Authorities cited by Claimant

[44] Through her representative, the Claimant recognized that the lack of medical evidence up to November 2003 might be problematic. I was urged to consider some previous decisions of the Pension Appeals Board. While such decisions are not binding on me, they can be of persuasive value.

[45] The first decision is called McDonald.Footnote 32 That decision says a person’s cumulative mental and physical conditions must be considered when assessing disability under the CPP. I agree with the underlying principle in McDonald. However, I do not see how it assists the Claimant with the lack of medical evidence before the end of 2003.

[46] The second decision is called Curnew.Footnote 33 The Claimant says Curnew states that chronic pain syndrome does not start when a doctor puts a name on it. In turn, the onset date of chronic pain could be before the end of 2000 even if the doctor didn’t name it until later. This aspect of the Curnew decision relies on ThompsonFootnote 34, another decision cited by the Claimant.

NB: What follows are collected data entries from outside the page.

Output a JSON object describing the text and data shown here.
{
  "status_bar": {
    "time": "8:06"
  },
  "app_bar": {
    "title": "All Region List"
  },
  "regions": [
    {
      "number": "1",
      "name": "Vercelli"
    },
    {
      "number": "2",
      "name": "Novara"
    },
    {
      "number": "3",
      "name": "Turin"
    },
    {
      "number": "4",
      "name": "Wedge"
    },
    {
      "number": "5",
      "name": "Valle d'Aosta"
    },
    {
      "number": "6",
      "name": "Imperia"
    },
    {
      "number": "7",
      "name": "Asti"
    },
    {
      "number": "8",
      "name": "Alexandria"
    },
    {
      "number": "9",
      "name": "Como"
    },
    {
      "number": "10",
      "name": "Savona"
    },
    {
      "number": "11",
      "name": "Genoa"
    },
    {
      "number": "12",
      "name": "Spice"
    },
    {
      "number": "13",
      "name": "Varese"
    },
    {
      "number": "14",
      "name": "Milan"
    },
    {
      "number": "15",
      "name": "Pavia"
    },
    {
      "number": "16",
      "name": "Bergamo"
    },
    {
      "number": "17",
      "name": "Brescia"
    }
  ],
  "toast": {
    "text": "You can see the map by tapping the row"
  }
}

[47] Once again, I accept the underlying principle in Curnew. Even if the Claimant was not diagnosed with chronic pain syndrome until after 2000, she may still have had it by the end of 2000. However, this does not change the fact that there is no objective medical evidence before November 2003. Decisions of the Federal Court, such as those in the 2020 decision in the Dean matterFootnote 35, are binding on me. The Dean decision affirms an earlier Federal Court of Appeal decision. That earlier decision imposed a duty to provide objective medical evidence of disability relating to the MQP date (December 31, 2000, in this case).Footnote 36

[48] The Claimant also said she made efforts to obtain the medical records created before the end of 2003. She said that the records were eventually thrown out. I appreciate that obtaining medical records going back more than two decades is extremely difficult and perhaps even impossible. However, the Dean decision also involved unavailable medical records going back more than two decades. In Dean, the Federal Court declined to overlook the need for objective medical evidence.Footnote 37

Conclusion

[49] I find that the Claimant isn’t eligible for a CPP disability pension. This is because her disability wasn’t severe by December 31, 2000. As I found that her disability wasn’t severe, I didn’t have to consider whether it is prolonged.

[50] This means the appeal is dismissed.